Walk leaders: Daniel Capo, Flavia De Girolamo, Maria Sole Benigni

The Jane’s Walk in Viterbo focused on the Santa Barbara district, a suburban area in which residents have been struggling to defend an empty green space. Every participant seemed enthusiastic about the walk and took an active part in discussing the theories of Kevin Lynch.

Kevin Lynch, an American urban planner and professor at M.I.T, wrote The Image of the City (1960), one of the most important pieces of research introducing a new way of thinking about the urban form of a city. Lynch’s core concept was the legibility of built environments and how easily parts of a cityscape can be organized into recognizable patterns.

Lynch identified five key elements that make up an individual’s perception of the city: paths, edges, districts, nodes, and landmarks. We used his theory to understand the Santa Barbara district through mental mapping of the streets. The objective was to start thinking differently about our city and about the different practices that exist within urban spaces.

Rather than emphasizing the traditional way we learn about cities through maps and plans, we focused on the way that people in this area use and perceive their physical environment.
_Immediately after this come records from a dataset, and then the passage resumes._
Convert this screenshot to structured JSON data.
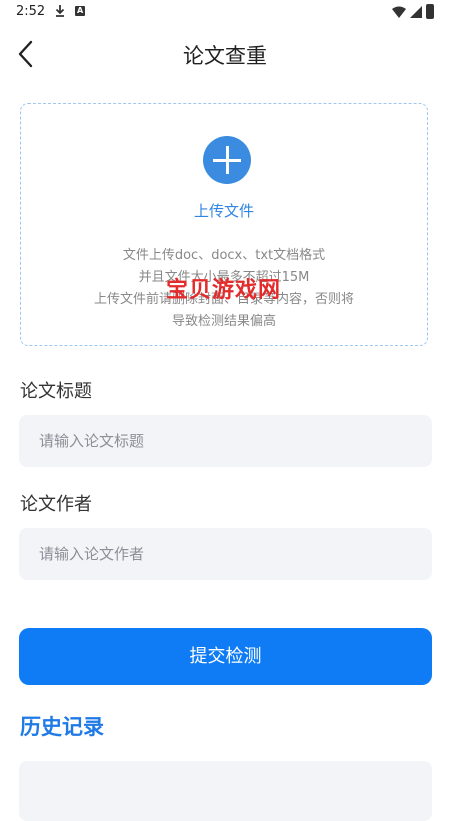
{
  "status_bar": {
    "time": "2:52",
    "icons": [
      "download-icon",
      "a-notification-icon",
      "wifi-icon",
      "cellular-icon",
      "battery-icon"
    ]
  },
  "header": {
    "title": "论文查重",
    "back_icon": "chevron-left-icon"
  },
  "upload": {
    "label": "上传文件",
    "hints": [
      "文件上传doc、docx、txt文档格式",
      "并且文件大小最多不超过15M",
      "上传文件前请删除封面、目录等内容，否则将",
      "导致检测结果偏高"
    ],
    "watermark": "宝贝游戏网",
    "colors": {
      "accent": "#3b8ce0",
      "border": "#9ec6f0"
    }
  },
  "form": {
    "title_label": "论文标题",
    "title_placeholder": "请输入论文标题",
    "title_value": "",
    "author_label": "论文作者",
    "author_placeholder": "请输入论文作者",
    "author_value": ""
  },
  "actions": {
    "submit_label": "提交检测",
    "submit_color": "#0f7cf5"
  },
  "history": {
    "title": "历史记录",
    "color": "#1f7ae6"
  }
}
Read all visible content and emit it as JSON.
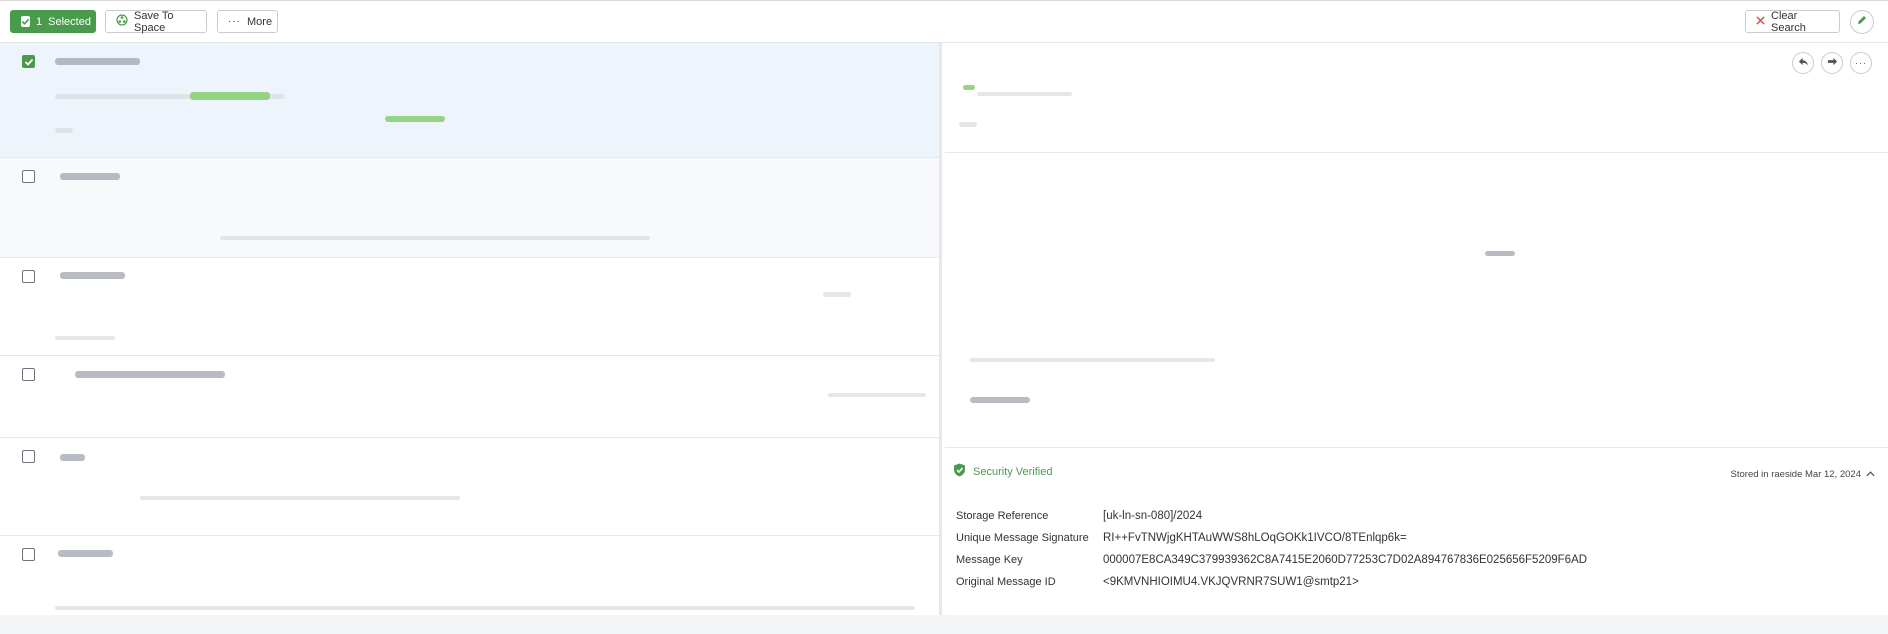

Participants were free to draw or write during the walk describing the mental map or the strengths and weaknesses of the district, and were encouraged to imagine a different use for public spaces.

Our goal was to create a final, collaborative mental map of the Santa Barbara district. This allowed us to discover a new urban geography–something different from the one proposed by traditional spatial analyses. Our map became a dialogue between spaces, places and people.

We prepared this final map for an event during the Cartografie dell’Immaginario exhibition by Librimmaginari (Viterbo, June 2015), produced in collaboration with Cantieri D’arte and Laboratorio Urbano Quotidiano. We published our mental map of Santa Barbara along with a DIY book which contained all the other maps sketched by participants.